Il compte plus de 30 000 habitants, de nombreux quartiers populaires mais également la zone d’activité économique de Courtine, l’hôpital d’Avignon et la gare TGV. La rocade accueille plus de 40 000 véhicules par jour avec de graves conséquences sanitaires pour les habitants du canton.

Malgré ce terrible constat, la vie associative y est riche et les habitants s’investissent dans ces structures.

« J’essaie de compenser les aberrations

sociales et économiques de ce canton »

Quel bilan faites-vous de votre mandat de conseillère départementale ?

Durant mon mandat, j’ai fait ce qui m’anime profondément. C’est à dire accueillir, écouter, accompagner et trouver des solutions aux habitants dans le besoin, qu’ils soient père de famille, maman isolée, étudiant ou chef d’entreprise. J’ai multiplié les permanences et les visites sur de terrain, je suis intervenue pour alerter les services, les organismes et les collectivités quand ce fût nécessaire.

J’ai participé avec assiduité aux séances du conseil départemental pour proposer et m’opposer quand j’avais le sentiment que les choses n’allaient pas dans le bon sens.

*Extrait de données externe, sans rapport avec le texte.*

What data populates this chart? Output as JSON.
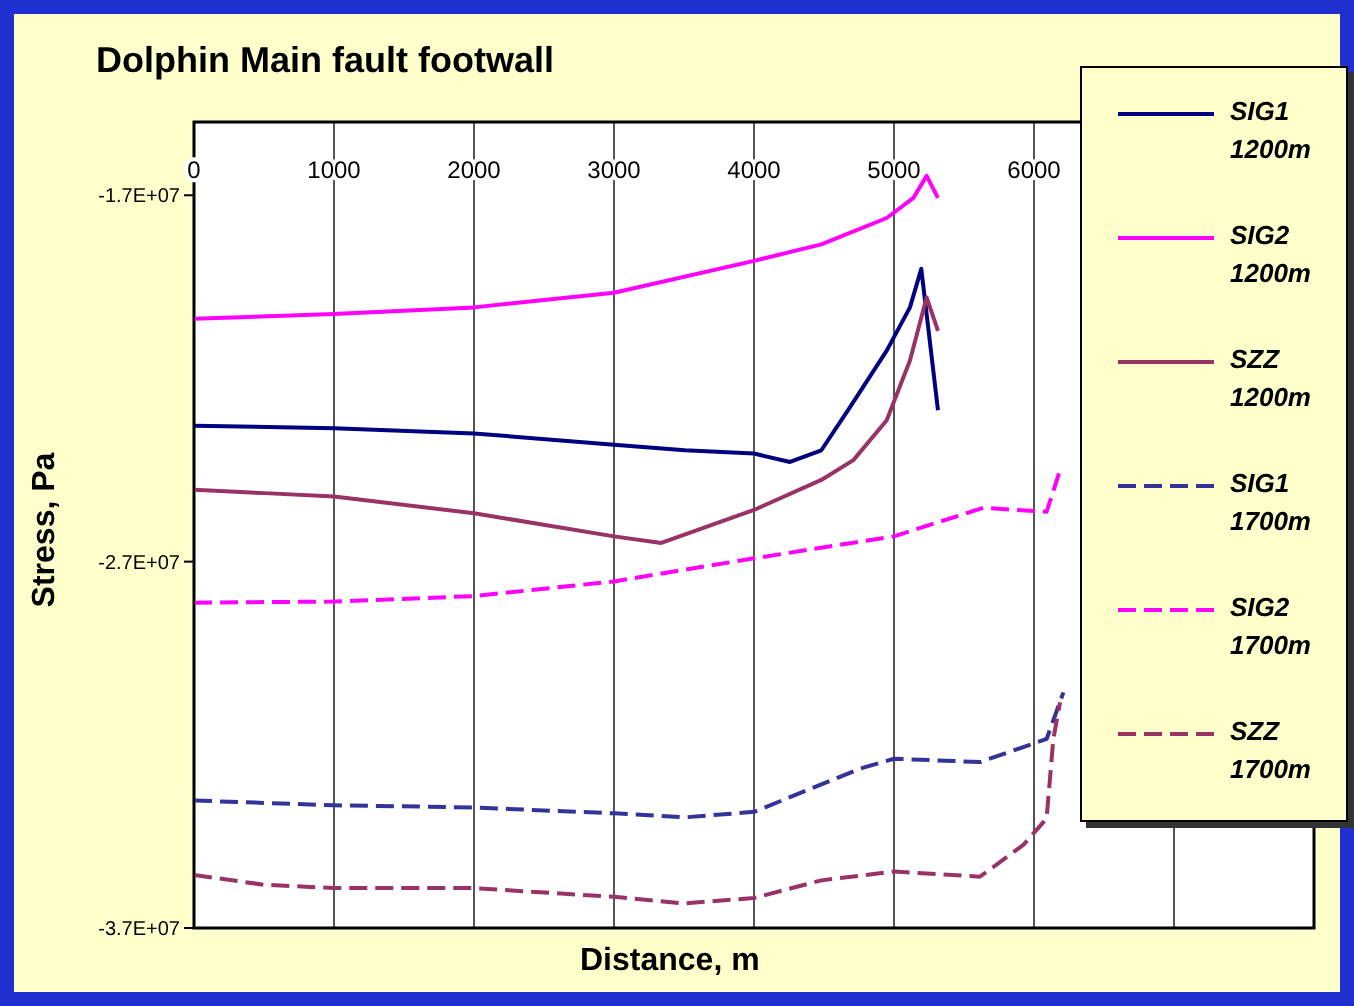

Je fais partie de l’opposition au Département, ce qui n’a pas facilité ma tâche et ne m’a pas permis d’aller au bout de mes projets. C’est le paradoxe de ce type de mandat, je suis élue sur un territoire largement paupérisé et je n’ai pas les moyens d’agir pleinement pour répondre aux attentes des habitants.

J’essaie de compenser les aberrations sociales et économiques de ce canton en mettant une solution face à un problème, c’est parfois frustrant car en amont, je ne partage pas toujours les orientations et les décisions politiques.

« J’ai l’impression que l’on sacrifie

des générations, c’est honteux »

Quelles sont vos priorités d’action pour la dernière partie de votre mandat ? 

Dans la dernière ligne droite de mon mandat, je vais multiplier les accompagnements individuels et le soutien des habitants en difficulté car les attentes sont importantes en matière d’emploi et de formation notamment. Je vais également continuer à alerter sur les enjeux de santé publique et soutenir le projet de la LEO.

Les habitants de la Rocade ont aussi le droit, comme chaque citoyen de cette ville de vivre en bonne santé, dans la dignité et le respect. J’appuie mon ressenti sur les propos de Bernard Muscat, médecin généraliste installé sur la rocade. Il avait constaté chez ses patients une hausse de 16% des cancers et 26% pour les cardiopathies. J’ai l’impression que l’on sacrifie des générations, c’est honteux.

Comment appréhendez-vous cette fin de mandature ?

Avec confiance, humilité et détermination.